Overall Impression – Despite the evidence, Eastwood never gets old.


Who’s your main character? – Walt Kowalski.

What’s he trying to accomplish? – Professional: save his Hmong neighbors from the local gang.  Personal: teach Thao to be a man.  Private: find a reason to keep living after his wife’s death.

Who’s trying to stop him? – The gang and, to a lesser extent, himself.

What happens if he fails? – The gang will tear the Hmong family apart, if they don’t kill them first.


Orphan – Walt is a widower who wants nothing to do with his two disrespectful sons, whom he doesn’t consider good men.  He’s also a racist living in an increasingly Hmong dominated community.

Wanderer – Walt catches Thao (the teenage Hmong boy next door) stealing his Gran Torino as part of his forced initiation into a gang.  When the gang later tries to take Thao, their fight spills onto Walt’s property and he warns the gang to get off his lawn.  Not only does Walt put himself in the gang’s sights, he’s now the reluctant hero of the local Hmong.  They adorn him with gifts, even though Walt just wants to be left alone.  In town, Walt involves himself further when he saves Thao’s sister from thugs.  They become friends, Walt learns about the Hmong family, their culture and the problems they face with the gang.

Warrior – Walt opens up and agrees to take Thao under his wing to let him atone for attempting to steal the Gran Torino.  The punishment turns into a friendship, and Walt takes an interest in teaching Thao to be the kind of man his sons should have been.  However, the gang continues the trouble Thao, and when Walt learns that he’s dying, he seeks to protect Thao by taking the fight into his own hands.  Unfortunately, the confrontations escalate until Thao’s sister is raped and the gang does a drive-by on the Hmong neighbors’ house.  Walt realizes that Thao’s family will never have a life unless he stops the gang for good.

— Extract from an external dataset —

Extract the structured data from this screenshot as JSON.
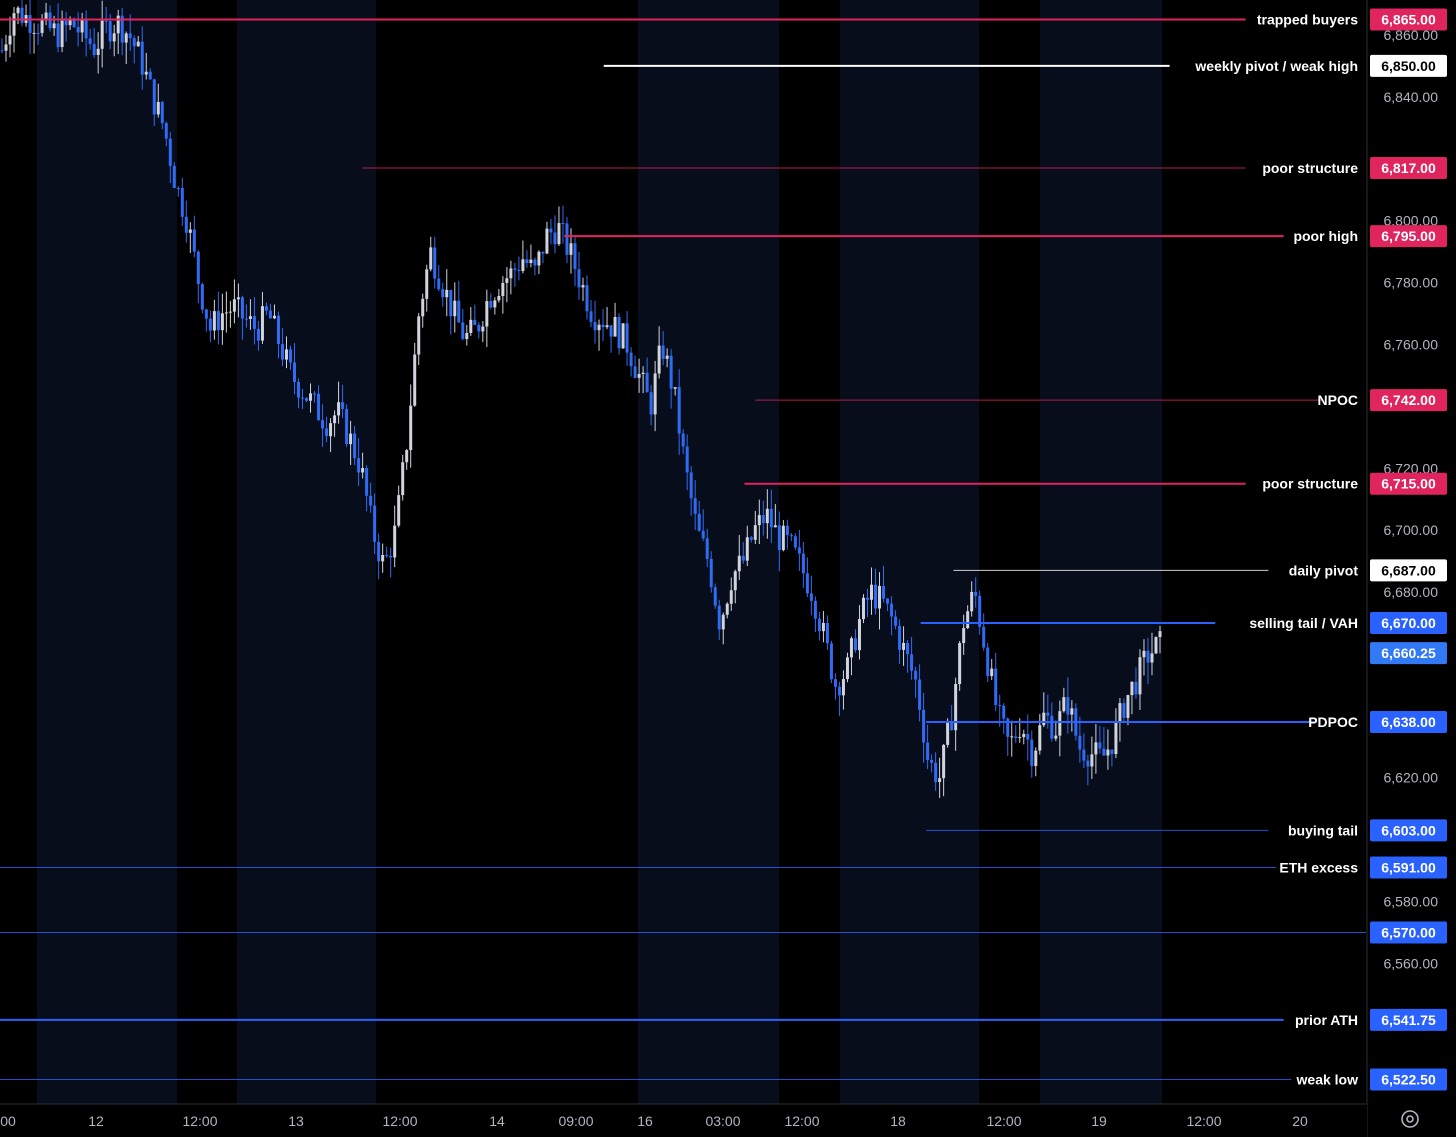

Martyr – Walt literally sacrifices himself by tricking the gang into killing him in front of witnesses, ensuring that they go to jail for good.


I enjoyed Gran Torino on a number of levels, but the movie’s tone had me on edge.

I was particularly uncomfortable when it came to Walt’s racist remarks, and not merely because they were racist remarks.  It’s because I found them funny.  I even laughed out loud sometimes – and I certainly wasn’t the only audience member.  Walt’s racism is comically delivered, which leads me to think that the makers wanted the audience to laugh, or at least feel awkward about wanting to.

If I was forced to experience discomfort by laughing at racism, then I felt discomfort because of racism – which feels like it should be right.  But is it?  Was the filmmakers’ tactic fair?  I’d never laugh at that in the real world.  Maybe that’s part of the ‘movie experience’.